Avoir accès à une scène de crime comme si l'on faisait partie de l'équipe en charge des premières constatations : au siège de la police scientifique, près de Lyon, un service unique en France produit des reconstitutions en 3D au service des enquêteurs.
Le dossier (fictif) : un homme tué par balles, un autre blessé à l'arme blanche. Sur l'écran du policier, un appartement modélisé en trois dimensions et trois options : la scène vide, les constatations de l'enquête (corps, traces de sang, armes et autres indices) et une vidéo qui reconstitue la dispute qui a mené à l'homicide.
"Notre travail, c'est de faciliter la compréhension des faits", résume le brigadier-chef Grégory, qui ne communique pas son patronyme. "On gère tout ce qui est scène de crime majeur", explique-t-il : attentats, grosses affaires criminelles, y compris pour des "cold cases", ces vieilles affaires non élucidées.
Un service créé il y a une dizaine d'années
Son équipe est ainsi intervenue dans l'enquête ouverte après l'assassinat jihadiste du professeur Dominique Bernard, à Arras en octobre 2023. Ou encore après un attentat à la bombe à Lyon en 2019, qui avait fait une quinzaine de blessés, afin de vérifier une affirmation du suspect.
Si les dossiers sont majeurs, le "groupe de fixation de la scène d'infraction", selon sa dénomination officielle, est un petit service créé il y a une dizaine d'années : il ne compte que quatre personnes, dont une spécialisée en architecture 3D, avec une expérience dans la conception de jeux vidéo.
Des outils techniques très utiles
Mais il dispose d'un équipement de pointe, à commencer par deux lasers-scanners. Équipés d'un appareil photo, ils permettent de capter un espace en trois dimensions et de créer une visualisation en nuage de points. Une constellation tellement fine, avec une précision de 1 mm à 10 mètres, que la scène apparait rapidement nette à l'écran.
Le service compte aussi un laser-scanner portable, des caméras à 360 degrés, des drones en tout genre (multispectral, thermique ou classique)... et des iPad Pro qui peuvent permettre ce type de numérisation. "J'ai commencé il y a plus de 20 ans dans la police avec des photos argentiques, maintenant on en est là", sourit le brigadier-chef Grégory.

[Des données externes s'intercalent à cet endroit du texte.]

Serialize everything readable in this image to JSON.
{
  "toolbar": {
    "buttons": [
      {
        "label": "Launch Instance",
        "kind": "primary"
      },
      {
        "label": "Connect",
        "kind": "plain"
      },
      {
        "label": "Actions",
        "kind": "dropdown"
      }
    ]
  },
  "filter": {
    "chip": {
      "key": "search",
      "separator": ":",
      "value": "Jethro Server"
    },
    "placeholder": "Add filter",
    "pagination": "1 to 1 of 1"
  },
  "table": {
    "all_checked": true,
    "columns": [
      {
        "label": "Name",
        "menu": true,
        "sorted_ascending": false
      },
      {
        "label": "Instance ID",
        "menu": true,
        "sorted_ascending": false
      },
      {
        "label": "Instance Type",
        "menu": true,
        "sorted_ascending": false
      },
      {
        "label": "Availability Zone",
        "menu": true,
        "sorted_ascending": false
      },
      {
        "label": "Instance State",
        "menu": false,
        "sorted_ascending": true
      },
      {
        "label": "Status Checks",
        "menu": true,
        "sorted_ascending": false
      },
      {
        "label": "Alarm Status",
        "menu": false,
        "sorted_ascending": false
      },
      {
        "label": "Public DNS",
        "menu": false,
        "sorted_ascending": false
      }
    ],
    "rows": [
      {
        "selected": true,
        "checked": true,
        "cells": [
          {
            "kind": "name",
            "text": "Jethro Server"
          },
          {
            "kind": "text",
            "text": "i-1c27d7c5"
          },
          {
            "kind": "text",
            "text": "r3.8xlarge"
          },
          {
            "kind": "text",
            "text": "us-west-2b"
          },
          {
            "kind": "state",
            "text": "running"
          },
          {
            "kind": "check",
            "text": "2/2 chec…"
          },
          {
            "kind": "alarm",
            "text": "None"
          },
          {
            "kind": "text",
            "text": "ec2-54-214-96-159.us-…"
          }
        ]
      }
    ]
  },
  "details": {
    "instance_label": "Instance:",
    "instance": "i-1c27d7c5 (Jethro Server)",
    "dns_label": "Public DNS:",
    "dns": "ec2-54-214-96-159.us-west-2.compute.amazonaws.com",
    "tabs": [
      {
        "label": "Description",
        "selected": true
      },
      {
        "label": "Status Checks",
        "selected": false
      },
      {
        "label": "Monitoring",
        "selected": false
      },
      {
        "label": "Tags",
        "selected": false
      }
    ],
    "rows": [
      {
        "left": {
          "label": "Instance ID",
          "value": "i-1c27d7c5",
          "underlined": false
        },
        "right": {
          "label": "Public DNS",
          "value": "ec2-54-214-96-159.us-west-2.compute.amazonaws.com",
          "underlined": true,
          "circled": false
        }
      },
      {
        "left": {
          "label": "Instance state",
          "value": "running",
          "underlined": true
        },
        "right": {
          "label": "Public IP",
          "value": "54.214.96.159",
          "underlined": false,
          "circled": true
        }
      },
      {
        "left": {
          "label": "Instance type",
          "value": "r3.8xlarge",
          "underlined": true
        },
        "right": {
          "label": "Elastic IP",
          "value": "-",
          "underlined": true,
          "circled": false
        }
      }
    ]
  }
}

À l'inverse, les lieux, eux ne changent pas. "Même si les faits remontent à 20 ans, la maison", ou plus généralement le lieu du crime, "est toujours là. On peut scanner ce qui est existant et le retravailler pour faire correspondre avec les constatations de l'époque", explique-t-il.
Comme une trace de pas par exemple : un composite de 150 photos peut ainsi la faire apparaître dans une modélisation 3D ultra détaillée. Résultat, un enquêteur peut depuis son ordinateur se rendre sur la scène de crime, zoomer sur des indices, reprendre des mesures, avec l'impression de marcher au milieu de l'espace en manipulant les directions pour multiplier les points de vue.
4 000 agents en France
Le groupe est aussi mis à contribution pour des reconstitutions animées qui peuvent être utilisées lors de procès, ou pour vulgariser le rôle des experts techniques. Dans le dossier sur l'attentat du marché de Noël à Strasbourg, qui avait fait 5 morts en 2018, ils ont ainsi été sollicités pour retracer le parcours d'un accusé.
Ce laboratoire n'est qu'une infime partie du service national de police scientifique qui chapeaute plus de 4.000 agents en France, dont 3.140 scientifiques. Du simple écouvillon humidifié avec du sérum physiologique aux technologies les plus récentes, ses policiers et techniciens réalisent plus de 1,1 million d'analyses par an, traitant environ 310.000 scellés.
À Écully, au nord-ouest de Lyon, où travaillent 1.200 de ces agents, les services se côtoient : le laboratoire de recherche de traces papillaires, les chiens de l'odorologie, la balistique, et tous les métiers de l'identification de la personne.